Imagens Frutuoso Chaves
“Tu crias cobra para te picar”, alguém assim advertiu o então prefeito municipal quanto à possibilidade de seu secretário lançar-se candidato à Prefeitura na eleição subsequente com a popularidade em muito elevada graças ao projeto de revitalização do Parque. O rompimento político e a consequente destituição de Eduardo do cargo que até então ocupava deram-se de pronto. Depois disso, o moço saiu das manchetes e o assunto morreu.
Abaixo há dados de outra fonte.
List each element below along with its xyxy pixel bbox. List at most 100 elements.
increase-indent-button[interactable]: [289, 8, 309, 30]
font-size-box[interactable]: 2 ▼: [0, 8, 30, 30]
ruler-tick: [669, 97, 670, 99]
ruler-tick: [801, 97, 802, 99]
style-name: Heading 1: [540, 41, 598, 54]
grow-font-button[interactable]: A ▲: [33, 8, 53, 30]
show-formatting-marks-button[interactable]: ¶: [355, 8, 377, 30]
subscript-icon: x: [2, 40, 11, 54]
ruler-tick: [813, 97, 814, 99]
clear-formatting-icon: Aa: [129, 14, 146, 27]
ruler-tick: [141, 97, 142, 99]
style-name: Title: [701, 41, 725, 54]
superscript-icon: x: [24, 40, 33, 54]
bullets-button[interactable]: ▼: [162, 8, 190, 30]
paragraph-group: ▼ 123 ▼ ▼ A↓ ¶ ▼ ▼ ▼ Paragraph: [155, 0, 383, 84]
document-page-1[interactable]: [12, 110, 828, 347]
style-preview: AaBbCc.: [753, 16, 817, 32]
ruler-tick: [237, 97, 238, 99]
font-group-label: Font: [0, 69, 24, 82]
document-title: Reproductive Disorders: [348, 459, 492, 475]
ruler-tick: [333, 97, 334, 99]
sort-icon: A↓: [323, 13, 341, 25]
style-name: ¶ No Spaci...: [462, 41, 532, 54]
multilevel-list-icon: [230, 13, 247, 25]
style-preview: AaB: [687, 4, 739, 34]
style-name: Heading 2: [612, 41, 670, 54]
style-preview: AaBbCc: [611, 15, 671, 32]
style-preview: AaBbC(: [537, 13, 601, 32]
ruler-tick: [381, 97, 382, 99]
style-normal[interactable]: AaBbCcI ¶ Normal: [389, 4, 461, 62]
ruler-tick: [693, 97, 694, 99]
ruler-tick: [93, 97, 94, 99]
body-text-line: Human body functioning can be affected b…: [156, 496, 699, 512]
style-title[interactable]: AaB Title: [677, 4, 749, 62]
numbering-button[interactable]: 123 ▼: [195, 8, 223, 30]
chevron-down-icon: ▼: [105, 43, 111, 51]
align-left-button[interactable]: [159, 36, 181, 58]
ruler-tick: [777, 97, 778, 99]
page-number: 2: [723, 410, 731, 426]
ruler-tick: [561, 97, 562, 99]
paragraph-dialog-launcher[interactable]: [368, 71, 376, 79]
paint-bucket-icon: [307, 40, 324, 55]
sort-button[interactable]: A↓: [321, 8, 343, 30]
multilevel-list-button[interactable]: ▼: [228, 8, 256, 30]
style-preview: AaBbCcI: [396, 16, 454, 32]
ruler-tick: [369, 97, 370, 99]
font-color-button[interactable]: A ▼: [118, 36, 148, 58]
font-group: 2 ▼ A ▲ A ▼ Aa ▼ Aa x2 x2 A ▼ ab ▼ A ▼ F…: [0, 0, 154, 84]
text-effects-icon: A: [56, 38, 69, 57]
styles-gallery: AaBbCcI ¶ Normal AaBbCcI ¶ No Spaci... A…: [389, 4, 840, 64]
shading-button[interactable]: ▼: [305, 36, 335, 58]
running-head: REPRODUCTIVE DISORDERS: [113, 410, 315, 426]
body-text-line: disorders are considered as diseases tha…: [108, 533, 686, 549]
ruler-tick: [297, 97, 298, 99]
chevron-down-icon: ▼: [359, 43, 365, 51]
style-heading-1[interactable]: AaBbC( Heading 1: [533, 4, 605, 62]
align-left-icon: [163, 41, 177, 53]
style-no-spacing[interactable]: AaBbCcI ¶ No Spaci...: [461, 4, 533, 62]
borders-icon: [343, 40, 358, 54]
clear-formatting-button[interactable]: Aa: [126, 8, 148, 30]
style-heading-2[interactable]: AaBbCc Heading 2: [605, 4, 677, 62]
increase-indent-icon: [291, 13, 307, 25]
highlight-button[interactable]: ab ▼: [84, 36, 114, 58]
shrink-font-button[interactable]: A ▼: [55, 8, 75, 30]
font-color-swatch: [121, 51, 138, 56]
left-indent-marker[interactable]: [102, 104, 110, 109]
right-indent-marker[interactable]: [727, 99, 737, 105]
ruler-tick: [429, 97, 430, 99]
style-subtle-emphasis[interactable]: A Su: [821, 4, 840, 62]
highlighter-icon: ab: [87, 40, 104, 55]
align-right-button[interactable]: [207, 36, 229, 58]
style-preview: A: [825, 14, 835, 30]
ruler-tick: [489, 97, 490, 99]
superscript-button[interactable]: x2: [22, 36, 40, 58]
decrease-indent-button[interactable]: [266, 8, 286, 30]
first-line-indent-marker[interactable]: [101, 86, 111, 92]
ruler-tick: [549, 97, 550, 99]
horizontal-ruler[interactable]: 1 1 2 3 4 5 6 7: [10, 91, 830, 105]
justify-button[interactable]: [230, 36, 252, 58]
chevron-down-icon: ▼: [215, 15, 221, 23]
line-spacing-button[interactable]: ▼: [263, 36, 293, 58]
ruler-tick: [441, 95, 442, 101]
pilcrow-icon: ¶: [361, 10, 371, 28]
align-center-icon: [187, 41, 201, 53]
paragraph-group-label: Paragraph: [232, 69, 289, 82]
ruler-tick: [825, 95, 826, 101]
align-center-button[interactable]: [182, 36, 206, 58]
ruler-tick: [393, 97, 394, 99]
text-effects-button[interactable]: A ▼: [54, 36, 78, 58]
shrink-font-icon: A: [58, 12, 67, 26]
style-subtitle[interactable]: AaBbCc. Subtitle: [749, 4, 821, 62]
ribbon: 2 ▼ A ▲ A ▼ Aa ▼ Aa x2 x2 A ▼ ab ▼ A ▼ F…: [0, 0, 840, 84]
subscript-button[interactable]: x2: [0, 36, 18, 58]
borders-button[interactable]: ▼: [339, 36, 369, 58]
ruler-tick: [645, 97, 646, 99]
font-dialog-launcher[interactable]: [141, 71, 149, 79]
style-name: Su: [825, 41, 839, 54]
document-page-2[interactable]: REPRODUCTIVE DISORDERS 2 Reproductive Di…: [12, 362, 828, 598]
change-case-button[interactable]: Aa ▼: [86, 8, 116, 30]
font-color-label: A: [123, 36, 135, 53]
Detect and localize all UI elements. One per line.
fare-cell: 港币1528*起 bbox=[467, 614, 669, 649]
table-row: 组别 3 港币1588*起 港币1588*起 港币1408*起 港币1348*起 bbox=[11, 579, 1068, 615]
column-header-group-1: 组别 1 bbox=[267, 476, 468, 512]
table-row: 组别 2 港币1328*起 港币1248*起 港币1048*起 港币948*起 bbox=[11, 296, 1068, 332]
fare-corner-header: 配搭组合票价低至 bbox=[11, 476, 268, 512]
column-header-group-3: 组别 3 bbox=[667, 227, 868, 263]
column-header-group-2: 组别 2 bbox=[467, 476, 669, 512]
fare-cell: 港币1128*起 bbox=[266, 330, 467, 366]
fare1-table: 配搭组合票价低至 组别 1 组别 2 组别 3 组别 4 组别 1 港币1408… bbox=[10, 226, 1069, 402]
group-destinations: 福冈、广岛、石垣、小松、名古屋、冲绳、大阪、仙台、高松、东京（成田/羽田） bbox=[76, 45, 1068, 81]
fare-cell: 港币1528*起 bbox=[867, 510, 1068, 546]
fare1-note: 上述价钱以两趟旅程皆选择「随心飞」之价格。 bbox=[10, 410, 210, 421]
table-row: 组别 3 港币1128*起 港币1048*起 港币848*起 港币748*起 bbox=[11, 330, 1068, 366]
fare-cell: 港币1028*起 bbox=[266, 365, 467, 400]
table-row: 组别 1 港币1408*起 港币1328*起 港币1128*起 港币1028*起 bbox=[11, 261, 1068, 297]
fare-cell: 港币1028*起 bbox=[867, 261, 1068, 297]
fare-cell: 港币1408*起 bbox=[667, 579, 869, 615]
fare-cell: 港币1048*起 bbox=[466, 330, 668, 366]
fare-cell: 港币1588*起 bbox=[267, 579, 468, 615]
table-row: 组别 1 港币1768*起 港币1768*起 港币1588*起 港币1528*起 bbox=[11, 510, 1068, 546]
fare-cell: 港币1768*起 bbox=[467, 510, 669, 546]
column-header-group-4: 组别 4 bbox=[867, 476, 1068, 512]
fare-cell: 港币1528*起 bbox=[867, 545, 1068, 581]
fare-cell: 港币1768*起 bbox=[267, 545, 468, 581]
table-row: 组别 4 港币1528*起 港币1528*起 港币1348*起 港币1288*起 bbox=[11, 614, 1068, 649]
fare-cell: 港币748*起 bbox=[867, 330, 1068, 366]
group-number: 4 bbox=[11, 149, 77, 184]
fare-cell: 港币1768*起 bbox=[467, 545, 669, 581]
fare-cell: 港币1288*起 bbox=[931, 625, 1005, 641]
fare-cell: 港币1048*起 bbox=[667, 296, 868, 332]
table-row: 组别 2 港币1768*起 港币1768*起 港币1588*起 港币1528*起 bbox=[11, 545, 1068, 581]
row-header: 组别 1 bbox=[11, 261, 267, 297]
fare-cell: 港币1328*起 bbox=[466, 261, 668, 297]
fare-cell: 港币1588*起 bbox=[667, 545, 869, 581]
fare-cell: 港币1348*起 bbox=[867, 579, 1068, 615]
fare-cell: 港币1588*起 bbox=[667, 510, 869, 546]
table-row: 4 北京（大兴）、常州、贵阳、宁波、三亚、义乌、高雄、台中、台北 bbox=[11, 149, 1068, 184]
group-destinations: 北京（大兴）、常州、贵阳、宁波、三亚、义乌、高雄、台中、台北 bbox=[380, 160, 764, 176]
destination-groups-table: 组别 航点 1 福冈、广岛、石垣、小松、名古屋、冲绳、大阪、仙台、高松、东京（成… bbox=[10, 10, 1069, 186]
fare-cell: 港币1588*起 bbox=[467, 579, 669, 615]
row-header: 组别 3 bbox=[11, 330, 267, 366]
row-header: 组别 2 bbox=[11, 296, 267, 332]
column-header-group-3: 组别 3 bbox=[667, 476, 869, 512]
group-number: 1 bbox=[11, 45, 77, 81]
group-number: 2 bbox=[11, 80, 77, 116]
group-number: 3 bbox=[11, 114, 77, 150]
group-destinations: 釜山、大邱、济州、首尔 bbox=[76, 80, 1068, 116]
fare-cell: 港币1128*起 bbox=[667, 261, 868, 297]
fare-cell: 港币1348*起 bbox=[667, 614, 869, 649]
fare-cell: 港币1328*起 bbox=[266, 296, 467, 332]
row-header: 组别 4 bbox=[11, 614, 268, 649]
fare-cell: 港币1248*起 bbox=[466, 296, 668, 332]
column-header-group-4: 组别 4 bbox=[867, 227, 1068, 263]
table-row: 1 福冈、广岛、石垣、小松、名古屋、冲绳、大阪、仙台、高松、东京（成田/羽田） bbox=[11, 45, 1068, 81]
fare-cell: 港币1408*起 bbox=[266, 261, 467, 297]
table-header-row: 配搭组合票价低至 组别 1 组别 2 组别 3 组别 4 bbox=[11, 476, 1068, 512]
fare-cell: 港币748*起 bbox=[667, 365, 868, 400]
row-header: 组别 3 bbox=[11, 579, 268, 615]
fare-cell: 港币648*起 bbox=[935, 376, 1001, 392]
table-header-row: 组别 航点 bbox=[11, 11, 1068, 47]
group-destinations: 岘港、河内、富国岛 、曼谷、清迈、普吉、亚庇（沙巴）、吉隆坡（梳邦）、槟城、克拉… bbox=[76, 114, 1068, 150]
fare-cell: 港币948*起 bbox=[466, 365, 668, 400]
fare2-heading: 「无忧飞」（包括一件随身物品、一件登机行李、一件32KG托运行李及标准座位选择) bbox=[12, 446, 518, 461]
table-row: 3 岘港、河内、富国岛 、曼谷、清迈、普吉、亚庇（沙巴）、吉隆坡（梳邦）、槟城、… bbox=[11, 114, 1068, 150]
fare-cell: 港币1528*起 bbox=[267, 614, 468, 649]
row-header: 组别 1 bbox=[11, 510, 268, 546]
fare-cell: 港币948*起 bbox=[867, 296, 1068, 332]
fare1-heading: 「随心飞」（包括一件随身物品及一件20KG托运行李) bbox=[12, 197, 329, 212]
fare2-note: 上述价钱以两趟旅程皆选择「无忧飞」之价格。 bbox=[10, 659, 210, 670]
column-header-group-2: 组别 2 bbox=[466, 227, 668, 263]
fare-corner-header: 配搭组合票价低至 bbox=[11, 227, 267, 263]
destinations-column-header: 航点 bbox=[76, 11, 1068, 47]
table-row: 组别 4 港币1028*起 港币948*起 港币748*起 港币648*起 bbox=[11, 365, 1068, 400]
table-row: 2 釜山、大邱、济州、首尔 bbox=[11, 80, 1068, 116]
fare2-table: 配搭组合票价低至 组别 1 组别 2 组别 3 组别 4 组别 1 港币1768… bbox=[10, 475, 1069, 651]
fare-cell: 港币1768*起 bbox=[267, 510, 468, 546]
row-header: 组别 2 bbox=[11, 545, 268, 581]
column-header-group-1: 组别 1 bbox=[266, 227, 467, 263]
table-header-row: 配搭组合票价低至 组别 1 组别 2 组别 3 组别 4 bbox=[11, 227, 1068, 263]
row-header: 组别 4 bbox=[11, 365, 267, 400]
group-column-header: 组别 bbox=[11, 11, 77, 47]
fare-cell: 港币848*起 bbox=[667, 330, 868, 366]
As férias escolares do neto permitiram-me, há poucos dias, a visita ao lugar. Houve melhorias, sobretudo, na parte do Zoológico. Mas não gosto de ver bicho enjaulado. Prefiro, ali, as alamedas e a exuberância vegetal.

Fonte da Bica
Não consegui me aproximar do chafariz do qual boa parte da população bebeu até que a evolução trouxesse, a partir dos anos de 1920, o sistema de abastecimento d'água às áreas centrais e periféricas de João Pessoa. A Bica – nome que a tradição oral estendeu a todo esse belo Parque – está em reforma e isolada por tapumes. Deu para fotografá-la de longe e para falar da lenda que cerca sua origem ao meu pequeno companheiro.

Aconteceu assim. Ferido e preso ao cabo de confronto com os Tabajaras, o guerreiro Tambiá, em razão da bravura, foi reverenciado e bem tratado pela tribo inimiga. Além da cura, obteve como esposa a filha do cacique. Até que lhe veio a hora da morte, ritualística, inevitável. A menina pediu em vão que o pai poupasse a vida daquele que ela já tanto amava. Não atendida, chorou 40 dias e 40 noites. De seu pranto nasceu a fonte de interminável jorro.

A grande movimentação, na tarde de uma terça-feira, me surpreendeu. E me fez lembrar de que este santuário ecológico continua a ser, depois das praias, a maior opção de lazer dos pessoenses, termo que designa os aqui nascidos, ou bem vividos.